Bizim üst düzey yöneticilerimiz birbiriyle gazete manşetlerine bakarak mı haberleşiyorlar? Ben bunu kabullenemiyorum. Kimse kimsenin kişisel görüşüne katılmak zorunda değil. Ama ülke yönetiminde böyle küs, kırgın, kızgın bir davranışın, bu ülkeye vereceği zararı ben anlayabiliyorum da büyüklerim anlayamıyorlar mı?

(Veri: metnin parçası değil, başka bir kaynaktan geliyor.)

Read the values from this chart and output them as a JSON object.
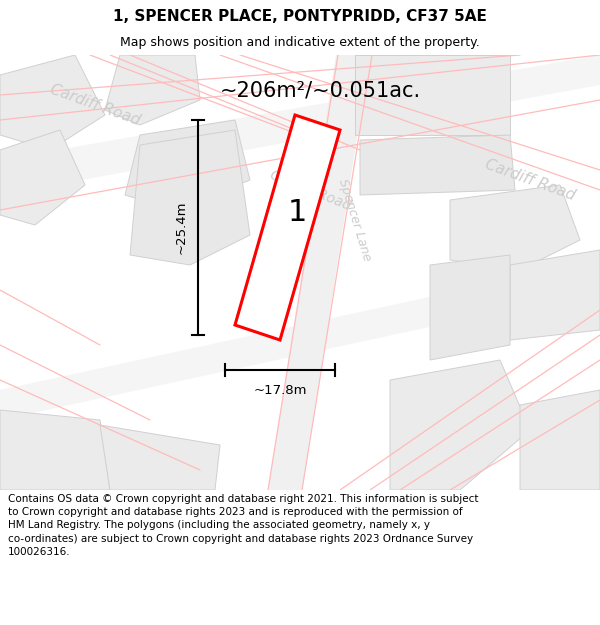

Dışişleri bakanı sayın Gül, asker gerektiğinde üstüne düşen görevi yapar, ama önce siyaset konuşur derken zaten gerçeği açıklamış oluyor.

Terör örgütüne ABD silahlarının gönderildiği de eskiden beri bilinen bir gerçektir. Hatta ABD’nin doğrudan bunu yaptığı bile akla gelmektedir ama bu yüzden ABD’yle görüşmemek gibi bir şey kimsenin aklına gelmemektedir.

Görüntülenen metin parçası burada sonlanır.